De beklagrechter is niet inhoudelijk ingegaan op dit onderdeel van het beklag. De beroepscommissie zal om proceseconomische redenen dit onderdeel van de klacht in enige en hoogste instantie afdoen. Uit het klaagschrift valt op te maken dat klager
nauwkeurig per dag heeft bijgehouden hoe laat het dagprogramma in de betreffende periode is aangevangen. Gelet hierop en nu de directeur het gestelde niet heeft weersproken, acht de beroepscommissie voldoende aannemelijk geworden dat het dagprogramma
in
de periode van 2 april 2016 tot en met 8 april 2016 te laat is aangevangen.

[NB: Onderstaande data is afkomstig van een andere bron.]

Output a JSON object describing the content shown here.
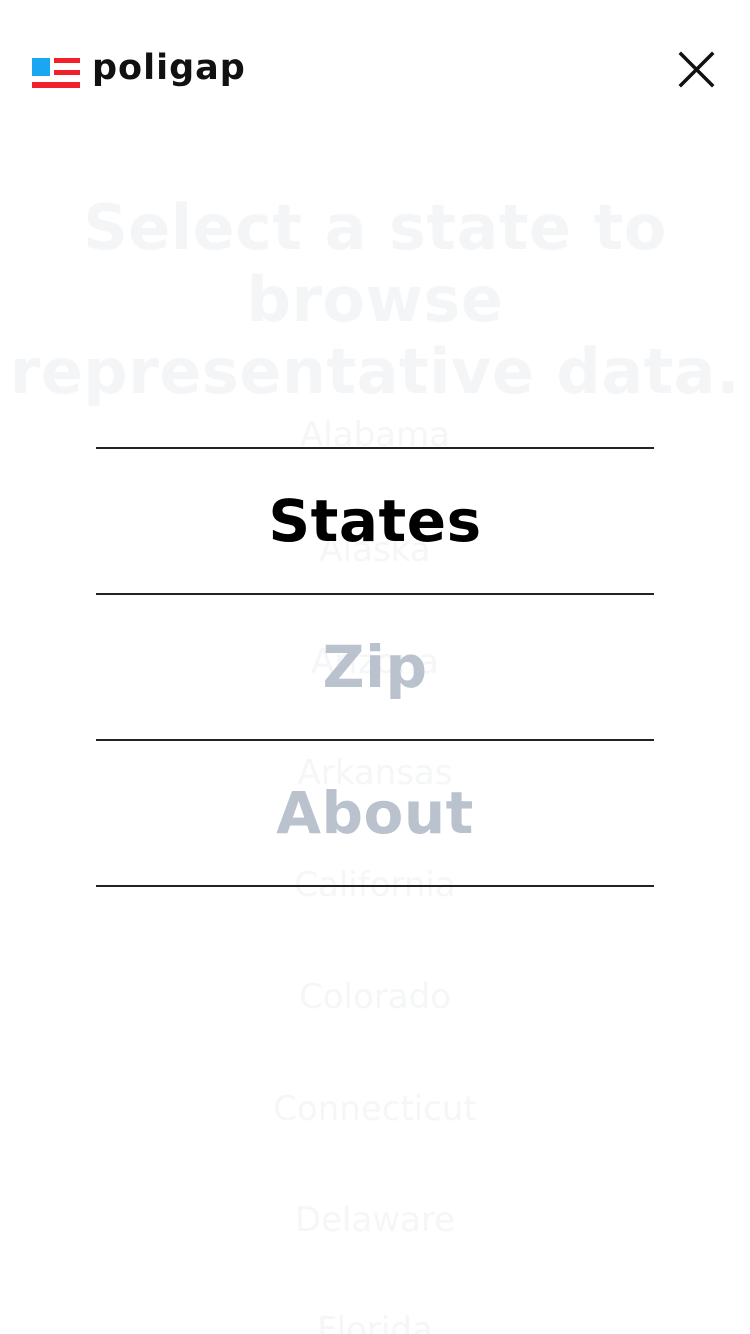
{
  "app": {
    "brand_name": "poligap",
    "colors": {
      "brand_blue": "#1aa6f0",
      "brand_red": "#f2202a",
      "inactive": "#b9c2cd",
      "active": "#000000"
    }
  },
  "header": {
    "close_icon": "close-icon"
  },
  "background": {
    "headline_line1": "Select a state to browse",
    "headline_line2": "representative data.",
    "states": [
      "Alabama",
      "Alaska",
      "Arizona",
      "Arkansas",
      "California",
      "Colorado",
      "Connecticut",
      "Delaware",
      "Florida"
    ]
  },
  "menu": {
    "items": [
      {
        "label": "States",
        "active": true
      },
      {
        "label": "Zip",
        "active": false
      },
      {
        "label": "About",
        "active": false
      }
    ]
  }
}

Het beklag zal gegrond worden verklaard. Nu de rechtsgevolgen van de bestreden beslissing niet meer ongedaan zijn te maken, komt klager een tegemoetkoming toe. De
beroepscommissie zal de tegemoetkoming vaststellen op € 5,=.

4. De uitspraak
De beroepscommissie verklaart het beroep onder a. en b.1. ongegrond en bevestigt de uitspraak van de beklagrechter met aanvulling van de gronden.

De beroepscommissie verklaart het beklag onder b.2. alsnog gegrond. Zij bepaalt dat aan klager een tegemoetkoming toekomt van € 5,=.

Aldus gegeven door de beroepscommissie voornoemd, bestaande uit mr. J.A.M. de Wit, voorzitter, mr. A. van Holten en J. Schagen MA, leden, in tegenwoordigheid van
mr. L.S. Rietdijk, secretaris, op 9 november 2016.